До Милли он никогда не верил, что любовь – сложнее там или ужаснее, чем просто сунь-вынь. Даже первые месяц-другой с Милли ни о чем, кроме обычного сунь-вынь, разве что со знаком качества, речь не шла. Но теперь любая дебильная песенка по радио, даже иногда рекламные ролики, казалось, рвут его в кусочки.
Песня вырубилась, вопли утихли, и Берти услышал снизу медленные шаги. Только б это была Милли. Шаги выбивали по ступеням характерную резкую медленную дробь женских туфелек на низком каблуке, и в горле его образовался ком – любви, страха, боли, чего угодно, но не счастья. Если это Милли, что он ей скажет? А если – не дай-то Бог – нет...
Он раскрыл учебник и притворился, что читает, вымазав страницу какой-то дрянью, в которую вляпался, когда пытался раскрыть люк мусоропровода. Он обтер ладони о штаны.
Это была не Милли. Какая-то старая дама с полной сумкой продуктов; остановилась на пролет ниже, облокотилась о перила и, выдохнув “уф”, поставила сумку на ступеньки. Из угла рта у нее торчала палочка оралина с призовым кнопарем – замысловатой мандалой, которая при каждом движении дамы беспорядочно вращалась, словно разладившиеся часы. Дама подняла взгляд на Берти; тот же мрачно пялился на репродукцию давидовской “Смерти Сократа” у себя в учебнике. Дряблые губы изобразили подобие улыбки.
– Учитесь? – поинтересовалась она.
– Угу, именно что. Учусь.
– Это хорошо. – Она извлекла изо рта, как термометр, бледно-зеленую оралинину и глянула, сколько осталось от стандартных десяти минут. Губы, не переставая улыбаться, поджались плотнее, будто бы дама замышляла некую шутку, приберегала напоследок, для пущей убойной силы. – Учиться, – в конце концов произнесла она (казалось, едва сдерживаясь, чтобы не прыснуть), – это полезно.
Снова включилось радио, с новым “фордовским” рекламным роликом, одним из любимых у Берти – таким легкомысленным и в то же время таким веским. Ну нет чтоб старая ведьма заткнулась, и так еле слышно.
– Теперь без образования никуда.
Берти ничего не ответил. Она решила попробовать иначе.
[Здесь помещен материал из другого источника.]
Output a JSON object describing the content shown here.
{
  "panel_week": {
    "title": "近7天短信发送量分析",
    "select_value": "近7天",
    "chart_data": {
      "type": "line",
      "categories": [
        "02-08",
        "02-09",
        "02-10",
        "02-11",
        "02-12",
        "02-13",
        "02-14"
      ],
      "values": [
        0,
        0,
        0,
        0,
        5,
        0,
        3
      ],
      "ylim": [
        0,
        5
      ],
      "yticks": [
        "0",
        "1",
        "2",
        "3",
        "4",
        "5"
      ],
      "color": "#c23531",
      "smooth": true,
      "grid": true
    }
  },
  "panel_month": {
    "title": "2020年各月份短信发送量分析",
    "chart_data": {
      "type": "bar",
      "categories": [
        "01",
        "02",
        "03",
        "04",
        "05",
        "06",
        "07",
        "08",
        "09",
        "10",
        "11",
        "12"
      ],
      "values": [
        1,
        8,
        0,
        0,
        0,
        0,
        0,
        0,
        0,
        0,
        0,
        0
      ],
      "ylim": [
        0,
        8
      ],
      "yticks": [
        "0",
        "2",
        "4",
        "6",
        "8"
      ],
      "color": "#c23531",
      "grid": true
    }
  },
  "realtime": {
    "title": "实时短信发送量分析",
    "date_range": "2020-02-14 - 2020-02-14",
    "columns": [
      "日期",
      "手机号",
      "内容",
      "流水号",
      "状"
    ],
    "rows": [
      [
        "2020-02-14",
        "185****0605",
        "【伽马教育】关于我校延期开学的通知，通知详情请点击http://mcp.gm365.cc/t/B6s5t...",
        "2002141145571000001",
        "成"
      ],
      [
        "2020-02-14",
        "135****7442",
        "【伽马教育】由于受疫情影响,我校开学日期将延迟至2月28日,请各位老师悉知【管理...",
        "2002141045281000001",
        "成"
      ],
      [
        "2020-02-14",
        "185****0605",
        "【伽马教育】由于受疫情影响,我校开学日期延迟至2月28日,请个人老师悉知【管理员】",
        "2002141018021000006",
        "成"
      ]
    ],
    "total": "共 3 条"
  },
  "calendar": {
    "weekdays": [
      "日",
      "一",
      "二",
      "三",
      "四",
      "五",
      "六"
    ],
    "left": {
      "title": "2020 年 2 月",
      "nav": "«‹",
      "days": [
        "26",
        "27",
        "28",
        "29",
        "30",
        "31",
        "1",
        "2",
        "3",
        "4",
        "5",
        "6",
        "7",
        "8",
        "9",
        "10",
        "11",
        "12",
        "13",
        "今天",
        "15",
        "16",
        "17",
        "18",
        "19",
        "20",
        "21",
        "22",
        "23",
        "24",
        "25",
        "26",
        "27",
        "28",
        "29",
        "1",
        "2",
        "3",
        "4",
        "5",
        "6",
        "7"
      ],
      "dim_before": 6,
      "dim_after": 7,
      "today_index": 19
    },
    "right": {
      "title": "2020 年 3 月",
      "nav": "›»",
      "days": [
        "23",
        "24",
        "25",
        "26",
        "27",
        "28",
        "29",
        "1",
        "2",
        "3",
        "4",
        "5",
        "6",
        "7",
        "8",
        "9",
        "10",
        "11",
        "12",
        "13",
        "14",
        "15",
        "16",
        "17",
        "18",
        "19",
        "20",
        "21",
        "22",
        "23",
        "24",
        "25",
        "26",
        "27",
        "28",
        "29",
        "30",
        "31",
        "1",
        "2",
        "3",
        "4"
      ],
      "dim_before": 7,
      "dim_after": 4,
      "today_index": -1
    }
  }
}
– Эти ступени, – произнесла она.
– Что ступени? – раздраженно поднял Берти взгляд от учебника.
– Что? Он еще спрашивает! Лифт не работает уже, наверно, месяц. Вот что. Месяц!
– Ну?
– Ну так почему бы лифт не починить? А попробуй только обратиться в жилконтору, чем все кончится? Ничем, вот чем.
Иди, шнурки от сапог прогладь – вот что ему хотелось ответить. Ишь, выступает – можно подумать, всю жизнь в кооперативе каком-нибудь прожила, а не в трущобах этих федеральных, вытатуированных у нее во все лицо. По словам Милли, во всем районе лифты не работали какой там месяц – годы.
С гримасой отвращения он сдвинулся к стене, освобождая старой даме проход. Та поднялась на три ступеньки, пока лица их не оказались вровень. От нее разило пивом, мятной жвачкой и старостью. Старух и стариков Берти терпеть не мог. Он терпеть не мог их морщинистые лица и сухую, холодную на ощупь плоть. Это из-за того, что так полно старух и стариков, Берти Лудд не мог жениться на девушке, которую любил, и завести свою семью. Несправедливо, черт побери.
– О чем читаете?
Берти опустил взгляд на репродукцию. Он прочел подпись, которой раньше не читал.
– Это Сократ, – произнес он, смутно припоминая что-то из прошлогоднего курса по истории цивилизации. – Это картина, – пояснил он. – Греческая картина.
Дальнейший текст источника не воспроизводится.